Only whites allowed at new Beau resort
June 24, 2006 Edition 1
Kashiefa Ajam
"Everyone in this country now has a right to choose, and I choose 'Whites Only'."
South Africa's well-known nudist Beau Brummell is at it again. This time he plans to start a nudist resort on water at the Vaal Dam. He will commission four boats which will sail on the dam, "where people can walk around naked, drink champagne and enjoy themselves". And no gatecrashers will be tolerated, especially if you are not white. "If you are black, coloured, Indian or anything like that, you can't come."

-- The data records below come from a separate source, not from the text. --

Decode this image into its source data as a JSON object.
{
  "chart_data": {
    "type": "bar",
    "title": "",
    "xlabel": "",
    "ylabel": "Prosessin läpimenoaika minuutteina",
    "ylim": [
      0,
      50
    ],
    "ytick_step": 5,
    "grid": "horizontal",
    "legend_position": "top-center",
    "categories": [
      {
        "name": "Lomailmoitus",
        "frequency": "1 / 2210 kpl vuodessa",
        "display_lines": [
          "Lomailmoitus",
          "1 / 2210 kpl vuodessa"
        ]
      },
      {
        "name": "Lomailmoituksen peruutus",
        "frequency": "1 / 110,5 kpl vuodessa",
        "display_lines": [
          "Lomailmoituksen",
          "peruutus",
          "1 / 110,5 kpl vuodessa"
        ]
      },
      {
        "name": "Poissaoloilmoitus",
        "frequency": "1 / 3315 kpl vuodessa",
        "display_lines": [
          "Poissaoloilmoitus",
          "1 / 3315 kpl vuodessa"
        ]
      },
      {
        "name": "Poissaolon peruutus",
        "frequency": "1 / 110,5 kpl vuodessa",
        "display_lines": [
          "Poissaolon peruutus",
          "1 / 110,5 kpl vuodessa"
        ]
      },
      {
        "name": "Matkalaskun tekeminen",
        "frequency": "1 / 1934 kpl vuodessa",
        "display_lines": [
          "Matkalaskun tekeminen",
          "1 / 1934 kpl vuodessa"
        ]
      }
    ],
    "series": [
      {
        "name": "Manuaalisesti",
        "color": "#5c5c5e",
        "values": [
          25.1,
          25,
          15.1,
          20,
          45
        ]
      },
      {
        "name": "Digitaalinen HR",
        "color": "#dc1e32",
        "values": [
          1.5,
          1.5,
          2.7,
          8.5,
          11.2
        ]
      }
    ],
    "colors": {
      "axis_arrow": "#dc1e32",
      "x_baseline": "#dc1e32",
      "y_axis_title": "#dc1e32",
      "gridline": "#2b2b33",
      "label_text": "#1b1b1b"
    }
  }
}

Speaking to The Independent on Saturday this week about his latest venture called "Kaal on the Vaal", Brummell says that in 1993 when he started to allow people of colour into his nudist resort, Beau Valley in Warmbaths, he went bankrupt because his investors and shareholders pulled out. They were unhappy with the mix of people walking around naked at the resort.
"It was a great tragedy. I was left high and dry. I thought I was doing the right thing then. But I was wrong, because I ended up broke. This has absolutely nothing to do with racism. It is business. And this way - by having only white people at my resort - it will be financially viable for me. White people do not want black people ogling them. And anyway, it is not in black people's culture to expose their genitals like that."
So who is coming to the Vaal in September? Brummell says he will invite all of the "old-school" nudists, as well as some new faces. These include, says Brummell, Afrikaans star Steve Hofmeyr, former radio presenter John Berks, e.tv's Deborah Patta and former Miss SA Anneline Kriel, and models Minki van der Westhuizen and Lee-Anne Liebenberg.
Brummell says his antics in the past have led people to think he is racist, but he claims this is not the case.
"I love black people. My son is married to an Indian girl. I would love to have little black grandchildren one day."
A few years ago, Brummell tried to revive Beau Valley and attempted to open a "whites only" nudist resort in KZN. The South African Human Rights Commission intervened and that was the end of it.